Eu
estava voltando sozinha para casa, coisa que não fazia há meses, por volta das
dezessete e quarenta, quando me lembrei de uma noite adorável que vivi há pouco
mais de um ano. Naquele dia, o sol havia acabado de se deitar quando saímos
pela primeira vez. Estávamos abraçados, ainda que nossos corpos não estivessem
tão próximos naquela ocasião. Estávamos a caminho de algumas apresentações
culturais e a nossa felicidade era algo absurdamente grande. Era maior do que o
barulho que os mais de quarenta alunos faziam dentro daquele ônibus antigo e
desconfortável.

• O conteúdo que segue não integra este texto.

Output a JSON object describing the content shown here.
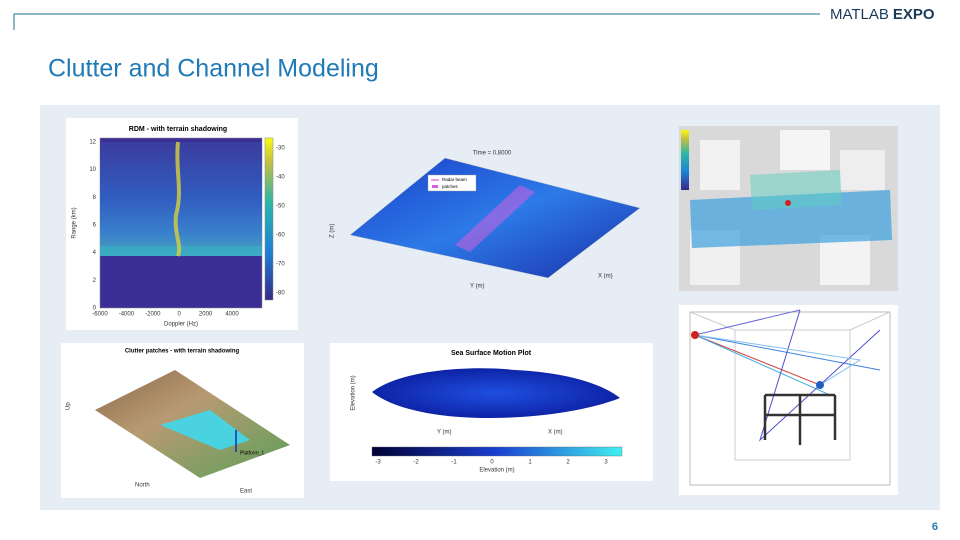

Era a primeira vez que realmente ficávamos juntos. Nos
sentíamos íntimos, apesar de nossas conversas, antes desse dia, terem sido
apenas por essas novas cartas instantâneas e, das poucas vezes que nos vimos
pessoalmente, o silêncio tomasse conta do ambiente. Era como uma contradição,
sabe? O que mais afasta as pessoas nos tempos atuais nos uniu.
Meses
antes, eu me sentia profundamente vazia de mim mesma, sem nada nem ninguém que
pudesse preencher o buraco negro que havia se instalado em meu âmago. Passava
horas tentando não relacionar minha solidão com os livros de autoajuda que os
meus colegas indicavam. Mas, felizmente, como o grande autor Nei Leandro de
Castro disse: “tristeza cansa, meu amado”. E, depois de semanas daquele jeito,
eu havia me cansado.
A
partir daquele momento, inconscientemente, havia iniciado uma busca interna por
um poema vivo, por algo ou alguém com sentimento vivaz. Logo eu, que antes
questionava a importância de se ter alguém, de se ter companhia. Não me
permitia entender o motivo dos versos “ne me quitte pas”, de Jacques Brel,
terem tanta importância na vida dos casais. Até me sentir realmente só, eu
achava que nunca precisaria de ninguém. Mas acho que depois daquele dia, especialmente
aquele dia, eu entendi que nem tudo na vida é construído sozinho.